Geoffrey Colman

Personal information
- Full name: Geoffrey Russell Rees Colman
- Born: 14 March 1892 Norwich, Norfolk, England
- Died: 18 May 1935 (aged 43) Framingham Earl, Norfolk, England
- Batting: Right-handed
- Bowling: Right-arm slow
- Relations: Stanley Colman (cousin) Charles Lyttelton (brother-in-law) Denis Wigan (brother-in-law)

Domestic team information
- 1924: Minor Counties
- 1912–1914: Oxford University
- 1911–1930: Norfolk

Career statistics
| Competition | First-class |
| Matches | 23 |
| Runs scored | 958 |
| Batting average | 24.56 |
| 100s/50s | 1/2 |
| Top score | 127 |
| Balls bowled | 12 |
| Wickets | 1 |
| Bowling average | 14.00 |
| 5 wickets in innings | – |
| 10 wickets in match | – |
| Best bowling | 1/14 |
| Catches/stumpings | 17/– |
- Source: Cricinfo, 23 September 2018

= Geoffrey Colman =

English cricketer

Geoffrey Russell Rees Colman (14 March 1892 – 18 March 1935) was an English cricketer active in first-class cricket from 1912 to 1924.

Colman was born at Norwich to mustard manufacturer Russell James Colman, of Crown Point House, Norwich, and Edith Margaret (née Davies). He was educated at Eton College, before attending Christ Church, Oxford. While still attending Eton, Colman made his minor counties debut for Norfolk in the 1911 Minor Counties Championship, making three appearances in that season. His debut in first-class cricket came the following year for Oxford University against the touring South Africans at the Magdalen Ground, Oxford. Prior to the start of World War I, Colman made 22 first-class appearances for the university. Playing primarily as a right-handed batsman, Colman scored 946 runs, making one century score of 127 against Hampshire in 1913. He gained his Oxford blue in 1913.

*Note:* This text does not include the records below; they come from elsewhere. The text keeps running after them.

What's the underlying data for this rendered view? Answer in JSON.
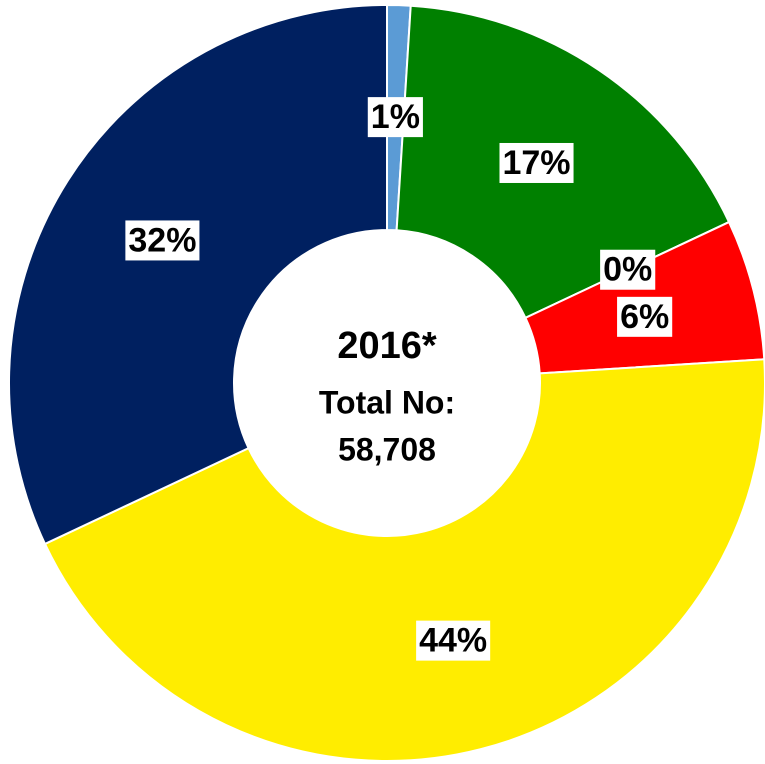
{
  "chart_data": {
    "type": "donut",
    "values": [
      1,
      17,
      0,
      6,
      44,
      32
    ],
    "value_labels": [
      "1%",
      "17%",
      "0%",
      "6%",
      "44%",
      "32%"
    ],
    "colors": [
      "#5b9bd5",
      "#008000",
      "#a9d18e",
      "#ff0000",
      "#ffed00",
      "#002060"
    ],
    "center_text": [
      "2016*",
      "Total No:",
      "58,708"
    ]
  }
}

With the onset of war, Colman enlisted in the British Army. He served in the 7th Battalion, The Rifle Brigade on the Western Front with the rank of second lieutenant. He later served in the Machine Gun Corps, achieving the rank of temporary captain in January 1917. During the course of the war he was severely wounded, which would affect him in later years.

On 25 February 1919, Colman married Lettice Elizabeth Evelyn, daughter of Charles Robert Whorwood Adeane, of Babraham Hall, Lord Lieutenant of Cambridgeshire. Their five children included Timothy Colman. He also resumed playing minor counties cricket for Norfolk, representing his home county until 1930, but the wounds he sustained during the war curtailed his minor counties career. He made one final appearance in first-class cricket when he was selected to play for the combined Minor Counties cricket team in 1924 against the touring South Africans at the County Ground, Lakenham.

As a member of the Norwich Colman's family, he served as a company director until his death at Framingham Earl, Norfolk, on 18 March 1935, from endocarditis caused by a chest wound sustained during the war. After his death, the thatched pavilion at the County Ground in Lakenham was erected in his memory in 1936.